KyCIR spoke to more than 10 Metro employees represented by unions, almost all of whom didn’t want to be quoted or identified, about how this change is impacting them. Most were not aware before this declaration that Metro government had the right to amend their contracts during an emergency. 

Essential? Some Question

This declaration comes at a time when some city workers said they don’t feel Metro government has their backs. 

Several told KyCIR they have not received adequate communication from city officials about when or whether they might be redeployed to coronavirus-related jobs. So for now, most city employees are reporting to their normal jobs in-person every day, some doing work they believe is not essential amid the pandemic. 

At the city’s libraries, which closed to the public on March 14, employees are doing work they say is important — inventorying and providing upkeep to the library collections, program planning — but not particularly timely. The biggest public service they’re offering, they say, is answering phone calls, which could be done from home.

“Everyone is scared,” said a library employee, who asked not to be named to protect her job. “Once someone comes into work, and they’re a carrier, there’s no telling what’s going to happen to the rest of the employees.

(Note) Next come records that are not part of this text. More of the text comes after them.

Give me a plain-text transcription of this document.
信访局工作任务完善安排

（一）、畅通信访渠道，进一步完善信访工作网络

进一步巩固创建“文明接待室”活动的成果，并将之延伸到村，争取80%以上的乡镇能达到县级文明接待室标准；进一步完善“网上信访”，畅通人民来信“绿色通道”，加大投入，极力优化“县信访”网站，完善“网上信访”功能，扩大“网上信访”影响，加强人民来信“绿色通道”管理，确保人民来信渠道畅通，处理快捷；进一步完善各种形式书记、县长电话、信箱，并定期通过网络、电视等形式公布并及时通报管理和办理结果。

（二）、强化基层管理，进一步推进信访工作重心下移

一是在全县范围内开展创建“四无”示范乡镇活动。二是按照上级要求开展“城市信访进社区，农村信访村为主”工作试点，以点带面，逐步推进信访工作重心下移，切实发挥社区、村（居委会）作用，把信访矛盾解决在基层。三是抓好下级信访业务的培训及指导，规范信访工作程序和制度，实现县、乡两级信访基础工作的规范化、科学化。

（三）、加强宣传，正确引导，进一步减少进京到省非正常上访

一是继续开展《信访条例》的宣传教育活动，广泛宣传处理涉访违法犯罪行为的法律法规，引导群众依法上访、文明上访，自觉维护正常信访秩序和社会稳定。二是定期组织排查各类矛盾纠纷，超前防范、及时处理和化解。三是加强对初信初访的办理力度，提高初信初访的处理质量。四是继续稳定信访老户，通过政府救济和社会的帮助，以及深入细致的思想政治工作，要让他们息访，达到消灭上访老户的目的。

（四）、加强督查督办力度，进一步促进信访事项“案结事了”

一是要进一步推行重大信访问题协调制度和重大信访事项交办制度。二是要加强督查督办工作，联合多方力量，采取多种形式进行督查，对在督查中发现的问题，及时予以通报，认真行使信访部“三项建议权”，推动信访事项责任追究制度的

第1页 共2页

Being out when the governor has told us to be healthy at home — morale is pretty low around here.” 

While some library branches allow for adequate social distancing, others do not. She said keeping these buildings open and requiring people to come to work is a waste of the city’s limited resources — particularly cleaning supplies, hand sanitizer and protective equipment. A lot of employees take the TARC bus to work, and many are in a vulnerable population or live with people who are. 

She said they have been told that they cannot work from home, but have not been given a good reason as to why. 

“We would love to help the community. We would just like to do it safely, from home, with pay,” she said. “We could answer the unemployment line, we could be answering library questions. We could also be working on our own professional development.” 

Another library employee told KyCIR she is happy to come to work — it’s giving her a sense of normalcy — but she is very anxious about the prospect of being asked to transfer to another department.  

Others echoed that concern, saying they are happy to help out but do not want to be sent to a call center, or other location with new people, when all the guidance is to stay home.

“If I’m sent to another agency, that would just expand the number of people I’m interacting with,” said the library employee, who also asked not to be named to protect her job. “That’s the last resort, if the choice is between going to another agency or going to furlough and not getting paid.”

That’s the other, equally serious, fear among city employees — that if they push too hard about their work being non-essential right now, that they’ll be furloughed or laid off. 

Porter said in an email that there is plenty of work. 

“This is an evolving situation, but at this time, we are not furloughing or laying off,” she wrote. 

City employees say all of this has left them stuck between a rock and a hard place — but mostly, for now, just stuck. They’re going to work every day, waiting to see how this all shakes out. The unions that represent them are in the same position. 

Under the law, when the crisis has passed, any contract language changed during the state of emergency would be reinstated. 

“And then we go back to business as usual — or as usual as it will be by then,” said Burcham. “We’ll be there, helping Louisville to pick back up the pieces.” 

Eleanor Klibanoff covered Rust Belt decline and revival in Pennsylvania. She also worked for NPR and attended the George Washington University.